Queensland floods ‘one in 100-year event’
Thousands left without power and cut off by flooded roads
SYDNEY Streets turned into rivers and thousands were forced to abandon their homes in northeast Australia after a deluge not seen in a hundred years hit.
Now, the authorities are warning of tornadoes and more rain over the next few days.
Australia's tropical north experiences heavy rains during the monsoon season this time of the year, but the recent downpour has surged far above normal levels.
Thousands of residents in the city of Townsville in Queensland were without power and cut off by flooded roads.
More severe weather could whip up tornadoes and destructive winds in the days ahead, Bureau of Meteorology state manager Bruce Gunn told reporters yesterday.
Up to 20,000 homes are also at risk of being inundated if the rains continue.
Military personnel were delivering tens of thousands of sandbags to affected locals, as Queensland Premier Annastacia Palaszczuk warned residents to be careful.
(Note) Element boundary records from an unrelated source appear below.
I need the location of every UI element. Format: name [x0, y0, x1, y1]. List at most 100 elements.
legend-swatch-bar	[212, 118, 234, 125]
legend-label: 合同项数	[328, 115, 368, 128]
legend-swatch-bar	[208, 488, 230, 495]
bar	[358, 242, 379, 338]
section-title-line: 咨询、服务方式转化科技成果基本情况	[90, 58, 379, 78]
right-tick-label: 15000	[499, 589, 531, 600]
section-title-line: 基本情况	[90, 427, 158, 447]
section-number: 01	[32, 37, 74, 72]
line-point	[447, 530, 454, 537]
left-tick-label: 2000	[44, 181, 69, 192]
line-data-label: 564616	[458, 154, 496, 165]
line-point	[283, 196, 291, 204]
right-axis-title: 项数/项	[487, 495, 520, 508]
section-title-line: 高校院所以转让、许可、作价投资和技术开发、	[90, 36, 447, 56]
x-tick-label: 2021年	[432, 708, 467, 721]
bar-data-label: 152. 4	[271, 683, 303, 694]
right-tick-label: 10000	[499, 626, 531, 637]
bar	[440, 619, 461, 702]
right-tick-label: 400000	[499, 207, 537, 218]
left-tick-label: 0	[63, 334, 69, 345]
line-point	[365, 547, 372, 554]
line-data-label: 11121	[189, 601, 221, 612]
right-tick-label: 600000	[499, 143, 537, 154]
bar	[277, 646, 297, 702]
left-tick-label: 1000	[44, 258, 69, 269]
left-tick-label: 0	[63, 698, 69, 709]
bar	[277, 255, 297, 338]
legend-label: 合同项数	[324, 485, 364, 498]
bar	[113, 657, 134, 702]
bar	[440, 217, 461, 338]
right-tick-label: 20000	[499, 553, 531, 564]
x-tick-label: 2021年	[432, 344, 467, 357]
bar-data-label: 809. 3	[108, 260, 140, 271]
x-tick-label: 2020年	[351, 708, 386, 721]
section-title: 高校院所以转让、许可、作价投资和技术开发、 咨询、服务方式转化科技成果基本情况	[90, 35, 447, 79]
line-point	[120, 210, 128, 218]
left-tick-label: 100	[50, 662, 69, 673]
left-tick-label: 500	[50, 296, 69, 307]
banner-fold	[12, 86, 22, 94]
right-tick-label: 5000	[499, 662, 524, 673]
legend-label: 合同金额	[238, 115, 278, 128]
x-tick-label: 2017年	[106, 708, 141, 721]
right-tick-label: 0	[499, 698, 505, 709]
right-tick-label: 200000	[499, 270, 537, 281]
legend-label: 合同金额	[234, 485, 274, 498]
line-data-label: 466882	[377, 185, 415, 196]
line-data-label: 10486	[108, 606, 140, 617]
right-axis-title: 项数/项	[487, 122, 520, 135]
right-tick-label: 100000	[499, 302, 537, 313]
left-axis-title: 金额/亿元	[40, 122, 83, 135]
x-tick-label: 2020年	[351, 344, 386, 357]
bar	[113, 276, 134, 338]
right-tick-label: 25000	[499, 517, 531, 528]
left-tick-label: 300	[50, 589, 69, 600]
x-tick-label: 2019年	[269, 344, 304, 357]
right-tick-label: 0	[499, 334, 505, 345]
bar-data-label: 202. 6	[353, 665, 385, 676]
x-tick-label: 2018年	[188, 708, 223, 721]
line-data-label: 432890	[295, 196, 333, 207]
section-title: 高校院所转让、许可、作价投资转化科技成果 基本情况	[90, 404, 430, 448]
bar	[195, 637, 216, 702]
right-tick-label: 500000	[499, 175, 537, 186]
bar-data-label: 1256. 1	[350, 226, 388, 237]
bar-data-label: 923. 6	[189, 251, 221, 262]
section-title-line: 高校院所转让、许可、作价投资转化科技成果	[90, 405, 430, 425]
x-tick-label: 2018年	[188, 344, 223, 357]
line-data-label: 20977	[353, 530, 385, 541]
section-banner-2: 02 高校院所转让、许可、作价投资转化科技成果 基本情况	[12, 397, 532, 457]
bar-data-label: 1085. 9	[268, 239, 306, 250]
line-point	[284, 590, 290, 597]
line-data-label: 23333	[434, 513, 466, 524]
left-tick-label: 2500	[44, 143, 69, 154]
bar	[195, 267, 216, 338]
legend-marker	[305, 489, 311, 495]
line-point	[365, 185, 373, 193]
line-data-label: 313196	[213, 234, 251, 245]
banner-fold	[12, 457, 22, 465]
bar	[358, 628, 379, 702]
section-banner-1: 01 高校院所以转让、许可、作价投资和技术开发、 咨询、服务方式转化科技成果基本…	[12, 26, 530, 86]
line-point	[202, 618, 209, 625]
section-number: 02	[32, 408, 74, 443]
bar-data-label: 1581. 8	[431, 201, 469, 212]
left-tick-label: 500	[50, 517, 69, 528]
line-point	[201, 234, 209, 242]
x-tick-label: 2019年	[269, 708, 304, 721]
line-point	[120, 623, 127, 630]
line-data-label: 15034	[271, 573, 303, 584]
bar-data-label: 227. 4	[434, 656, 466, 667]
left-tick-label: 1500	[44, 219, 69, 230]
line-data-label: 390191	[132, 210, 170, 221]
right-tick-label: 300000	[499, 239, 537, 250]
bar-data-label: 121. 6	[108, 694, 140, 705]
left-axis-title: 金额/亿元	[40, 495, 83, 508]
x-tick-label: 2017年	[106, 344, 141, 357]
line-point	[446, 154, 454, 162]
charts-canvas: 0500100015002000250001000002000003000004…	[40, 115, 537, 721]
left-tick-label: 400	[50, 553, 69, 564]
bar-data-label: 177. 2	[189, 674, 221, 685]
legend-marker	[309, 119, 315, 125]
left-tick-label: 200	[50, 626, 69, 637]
"It is basically not just a one in 20-year event, it is a one in 100-year event," she told reporters Saturday.
The Bureau of Meteorology said a slow-moving monsoonal trough was sitting above Queensland, with some areas expected to get more than a year's worth of rain before conditions ease.
Bureau meteorologist Adam Blazak told AFP the heavy downpours could continue until Thursday, while floodwaters would take some time to recede even when the rains lessen.
The region receives an average of 2,000mm of rain annually but some towns were already on track to pass that.
The town of Ingham received 506mm of rain in 24 hours between Saturday and Sunday, of which 145mm fell in just one hour, Mr Blazak said.
"I have never seen anything like this," Townsville resident Chris Brookehouse told national broadcaster ABC, adding that his house was flooded with water more than 1m deep.
"The volume of water is just incredible. Downstairs is gone, the fridge and freezer are floating."
There has been a silver lining, with drought-stricken farmers in western Queensland welcoming the soaking.
"It is a welcome relief, especially in our western communities, to not only get the rain but also to fill up their dams," Ms Palaszczuk said yesterday.